Qamar Sibtain/The India Today Group/Getty Images

The story till then

India sent its biggest shooting contingent to an Olympic Games in Athens 2004. Eight direct qualifications, instead of the three sent to Sydney in 2000, which had included two hardship wildcards. Of these the most invisible performer among them was Major Rajyavardhan Rathore, a serving army officer from the Nine Grenadiers who went about his Olympic campaign like it were a military mission. For the previous two years, he had spent no more than four months with his family as he trained and competed on sports ministry grants, which he earned by personally filling out government forms in quadruplicate. In the 18 months before Athens, he made the finals in every event he competed in, winning a bronze medal at the World Shotgun Championship in 2003 in Cyprus.
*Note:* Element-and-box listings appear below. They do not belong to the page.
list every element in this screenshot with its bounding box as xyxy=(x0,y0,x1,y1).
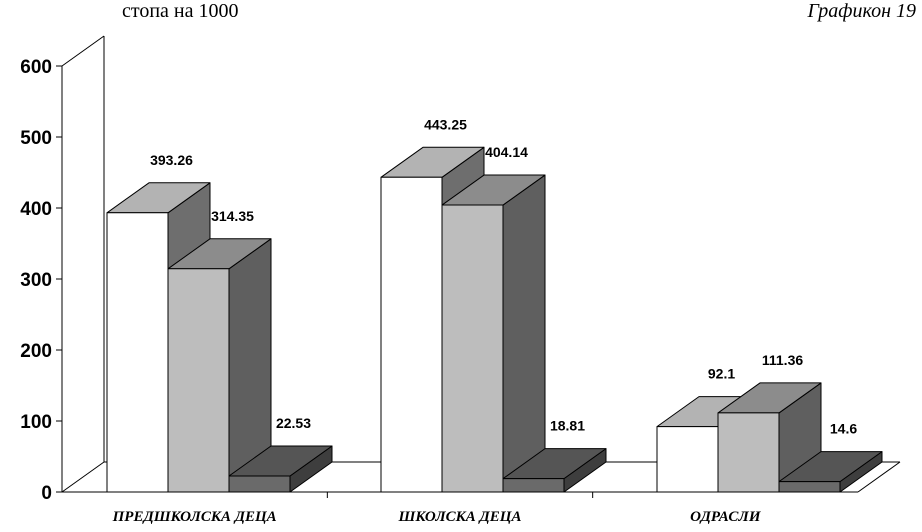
x-category-label: ПРЕДШКОЛСКА ДЕЦА xyxy=(112,509,277,525)
floor-left-edge xyxy=(61,461,105,493)
bar-1-2 xyxy=(167,238,272,493)
y-tick-label: 400 xyxy=(20,199,52,220)
bar-3-3 xyxy=(778,451,883,493)
bar-2-2 xyxy=(441,174,546,493)
bar-front-face xyxy=(106,212,169,493)
bar-3-2 xyxy=(717,382,822,493)
data-label: 443.25 xyxy=(424,116,467,132)
bar-front-face xyxy=(167,268,230,493)
bar-front-face xyxy=(717,412,780,493)
data-label: 18.81 xyxy=(550,418,585,434)
left-wall-top-edge xyxy=(61,35,105,67)
bar-front-face xyxy=(441,204,504,493)
y-tick-label: 300 xyxy=(20,270,52,291)
y-tick-label: 100 xyxy=(20,412,52,433)
bars-layer xyxy=(106,146,883,493)
floor-right-edge xyxy=(857,461,901,493)
labels-layer: 393.26 314.35 22.53 ПРЕДШКОЛСКА ДЕЦА 443.25 4… xyxy=(112,116,858,525)
x-category-label: ОДРАСЛИ xyxy=(690,509,762,525)
bar-side-face xyxy=(502,174,546,493)
x-category-label: ШКОЛСКА ДЕЦА xyxy=(398,509,522,525)
bar-2-3 xyxy=(502,448,607,493)
y-tick-label: 0 xyxy=(41,483,52,504)
bar-front-face xyxy=(778,481,841,493)
bar-front-face xyxy=(380,176,443,493)
y-tick-label: 600 xyxy=(20,57,52,78)
unit-label: стопа на 1000 xyxy=(122,0,239,22)
data-label: 22.53 xyxy=(276,415,311,431)
y-tick-label: 200 xyxy=(20,341,52,362)
bar-front-face xyxy=(228,475,291,493)
bar-front-face xyxy=(656,426,719,493)
data-label: 111.36 xyxy=(762,352,803,368)
data-label: 393.26 xyxy=(150,152,193,168)
y-tick-label: 500 xyxy=(20,128,52,149)
figure-number-label: Графикон 19 xyxy=(807,0,916,22)
data-label: 14.6 xyxy=(830,421,857,437)
data-label: 404.14 xyxy=(485,144,528,160)
data-label: 92.1 xyxy=(708,366,735,382)
data-label: 314.35 xyxy=(211,208,254,224)
bar-front-face xyxy=(502,478,565,493)
bar-1-3 xyxy=(228,445,333,493)
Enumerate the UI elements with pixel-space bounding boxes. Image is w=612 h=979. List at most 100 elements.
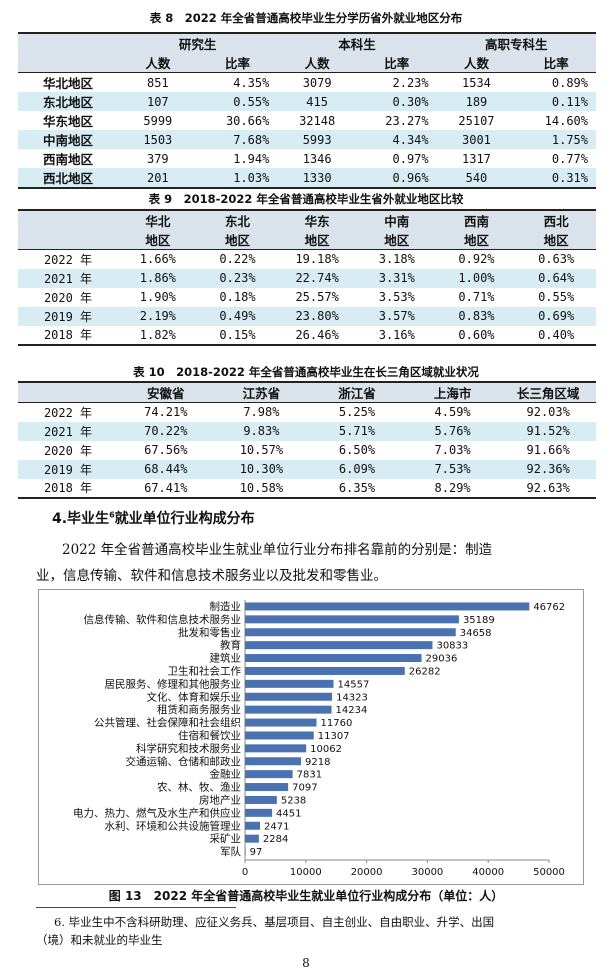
table-cell: 3.31% — [356, 268, 437, 288]
table-row: 华东地区 5999 30.66% 32148 23.27% 25107 14.60% — [18, 111, 596, 130]
category-label: 房地产业 — [199, 793, 241, 806]
category-label: 教育 — [220, 639, 241, 652]
bar — [245, 834, 259, 843]
table-row: 华北地区 851 4.35% 3079 2.23% 1534 0.89% — [18, 72, 596, 92]
bar-value-label: 11307 — [318, 731, 350, 742]
table8: 研究生 本科生 高职专科生 人数 比率 人数 比率 人数 比率 华北地区 851 4.35% 3… — [18, 32, 596, 189]
bar — [245, 821, 261, 830]
table-row: 西北地区 201 1.03% 1330 0.96% 540 0.31% — [18, 168, 596, 188]
t8-subheader: 人数 — [277, 53, 357, 73]
table-cell: 2.19% — [118, 306, 198, 326]
bar — [245, 679, 334, 688]
t9-header: 西北 — [516, 210, 596, 230]
bar — [245, 641, 433, 650]
table-cell: 25107 — [436, 111, 517, 130]
row-label: 东北地区 — [18, 92, 118, 111]
bar-value-label: 30833 — [436, 641, 468, 652]
table-row: 东北地区 107 0.55% 415 0.30% 189 0.11% — [18, 92, 596, 111]
footnote-line2: （境）和未就业的毕业生 — [36, 933, 163, 947]
table-cell: 0.64% — [516, 268, 596, 288]
row-label: 2018 年 — [18, 325, 118, 345]
bar-value-label: 10062 — [310, 744, 342, 755]
row-label: 2022 年 — [18, 249, 118, 269]
table-cell: 1.66% — [118, 249, 198, 269]
bar-value-label: 2284 — [263, 834, 288, 845]
category-label: 批发和零售业 — [178, 626, 241, 639]
table-cell: 8.29% — [404, 478, 501, 498]
table-cell: 0.55% — [197, 92, 278, 111]
table-cell: 30.66% — [197, 111, 278, 130]
table-cell: 0.97% — [356, 149, 437, 168]
table-cell: 10.58% — [213, 478, 310, 498]
t8-subheader: 人数 — [436, 53, 517, 73]
table-cell: 10.30% — [213, 459, 310, 479]
category-label: 租赁和商务服务业 — [157, 703, 241, 716]
bar-value-label: 9218 — [305, 757, 330, 768]
bar-value-label: 35189 — [463, 615, 495, 626]
bar-value-label: 14234 — [336, 705, 368, 716]
row-label: 2018 年 — [18, 478, 118, 498]
bar — [245, 847, 246, 856]
category-label: 采矿业 — [210, 832, 242, 845]
section-heading: 4.毕业生6就业单位行业构成分布 — [52, 510, 255, 527]
bar — [245, 654, 422, 663]
table-cell: 851 — [118, 72, 198, 92]
category-label: 金融业 — [210, 768, 242, 781]
table-row: 2021 年 70.22% 9.83% 5.71% 5.76% 91.52% — [18, 421, 596, 441]
table10-caption: 表 10 2018-2022 年全省普通高校毕业生在长三角区域就业状况 — [133, 365, 479, 379]
t9-header: 地区 — [277, 230, 357, 250]
table-cell: 0.55% — [516, 287, 596, 307]
table-cell: 91.52% — [500, 421, 596, 441]
table-cell: 0.77% — [516, 149, 596, 168]
bar — [245, 757, 302, 766]
table-cell: 107 — [118, 92, 198, 111]
bar — [245, 628, 456, 637]
category-label: 水利、环境和公共设施管理业 — [105, 819, 242, 832]
category-label: 制造业 — [210, 600, 242, 613]
category-label: 居民服务、修理和其他服务业 — [105, 677, 242, 690]
table-cell: 3079 — [277, 72, 357, 92]
t9-header: 地区 — [356, 230, 437, 250]
table-cell: 0.40% — [516, 325, 596, 345]
bar — [245, 795, 277, 804]
table-cell: 70.22% — [118, 421, 214, 441]
t9-header: 地区 — [516, 230, 596, 250]
table-cell: 3.53% — [356, 287, 437, 307]
chart-caption: 图 13 2022 年全省普通高校毕业生就业单位行业构成分布（单位：人） — [108, 889, 504, 903]
table-cell: 10.57% — [213, 440, 310, 460]
paragraph-line2: 业，信息传输、软件和信息技术服务业以及批发和零售业。 — [36, 568, 387, 584]
bar — [245, 692, 333, 701]
bar-value-label: 14557 — [338, 679, 370, 690]
t10-header: 江苏省 — [213, 382, 310, 403]
t9-header: 地区 — [197, 230, 278, 250]
category-label: 军队 — [220, 845, 241, 858]
table9: 华北 东北 华东 中南 西南 西北 地区 地区 地区 地区 地区 地区 2022 年 1.66% 0.2… — [18, 209, 596, 346]
table-cell: 7.68% — [197, 130, 278, 149]
row-label: 2021 年 — [18, 268, 118, 288]
x-tick-label: 10000 — [290, 867, 322, 878]
table-cell: 0.15% — [197, 325, 278, 345]
bar-value-label: 7097 — [292, 783, 317, 794]
table-cell: 1.82% — [118, 325, 198, 345]
table-cell: 5999 — [118, 111, 198, 130]
table-cell: 1.90% — [118, 287, 198, 307]
table-cell: 0.89% — [516, 72, 596, 92]
table-row: 2020 年 67.56% 10.57% 6.50% 7.03% 91.66% — [18, 440, 596, 460]
table-cell: 4.35% — [197, 72, 278, 92]
table-cell: 6.35% — [309, 478, 405, 498]
x-tick-label: 50000 — [533, 867, 565, 878]
industry-bar-chart: 制造业 46762 信息传输、软件和信息技术服务业 35189 批发和零售业 34658 教… — [73, 600, 565, 878]
table-cell: 26.46% — [277, 325, 357, 345]
table-cell: 19.18% — [277, 249, 357, 269]
bar-value-label: 34658 — [460, 628, 492, 639]
table-cell: 3001 — [436, 130, 517, 149]
x-tick-label: 0 — [242, 867, 248, 878]
table-cell: 14.60% — [516, 111, 596, 130]
table-cell: 3.16% — [356, 325, 437, 345]
x-tick-label: 40000 — [472, 867, 504, 878]
table-cell: 5993 — [277, 130, 357, 149]
bar — [245, 666, 405, 675]
table-cell: 67.56% — [118, 440, 214, 460]
t9-header: 地区 — [436, 230, 517, 250]
footnote-line1: 6. 毕业生中不含科研助理、应征义务兵、基层项目、自主创业、自由职业、升学、出国 — [54, 915, 495, 929]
When Athens arrived, he was ranked No. 3 in the world.

The moment
Out in an eastern Athenian suburb, Rathore was one of three Indians to make a 2004 Olympic final in four days, aware that the previous two, Anjali Bhagwat and Abhinav Bindra, had not bagged any medals. He was fifth of the six finalists, nine shots behind the leader, Ahmed Al Maktoum of the UAE, three behind the No. 2 finalist, Hakan Dahlby of Sweden. After three rounds of 50 shots each in the qualifiers, the final was one last round of 50 shots. Al Maktoum was very far ahead, but in the final round, Rathore was to come into his own. He soaked up the pressure, swallowing the lead of the rest of the finalists, scoring 44 out of 50. As other candidates fell aside, defeated by nerves, Rathore's final two shots were to seal India's first individual silver at the Olympics. While Maktoum's Olympic record was being celebrated, the Indians at the Markopoulo Olympic Shooting Centre were to recognise in Rathore's raised fist a sense of a mission completed.

The reaction
"I may have appeared calm inside, but I was dying a thousand deaths out there."
- Rajyavardhan Rathore

Expert view
"Rathore changed me. His silver ensured that gold became my possibility."
- Abhinav Bindra, Olympic shooting gold medallist

The story since
Rathore's silver medal led to a surge in shooting across the country, in national and international competitions. Within two years of his silver, India won its first World Shooting Championship titles in Zagreb 2006 - for Manavjit Singh Sandhu in trap shooting and Abhinav Bindra in the 10m air rifle. Rathore failed to make the shooting squad for the 2012 London Olympics. The following year he left the army to join active politics. He was elected MP for the Jaipur Rural constituency in 2014 and currently serves as minister for state for Information and Broadcasting. His son Manavaditya is now a competitive shooter, who won a trap gold in the International Junior Shotgun Cup held in Finland this May.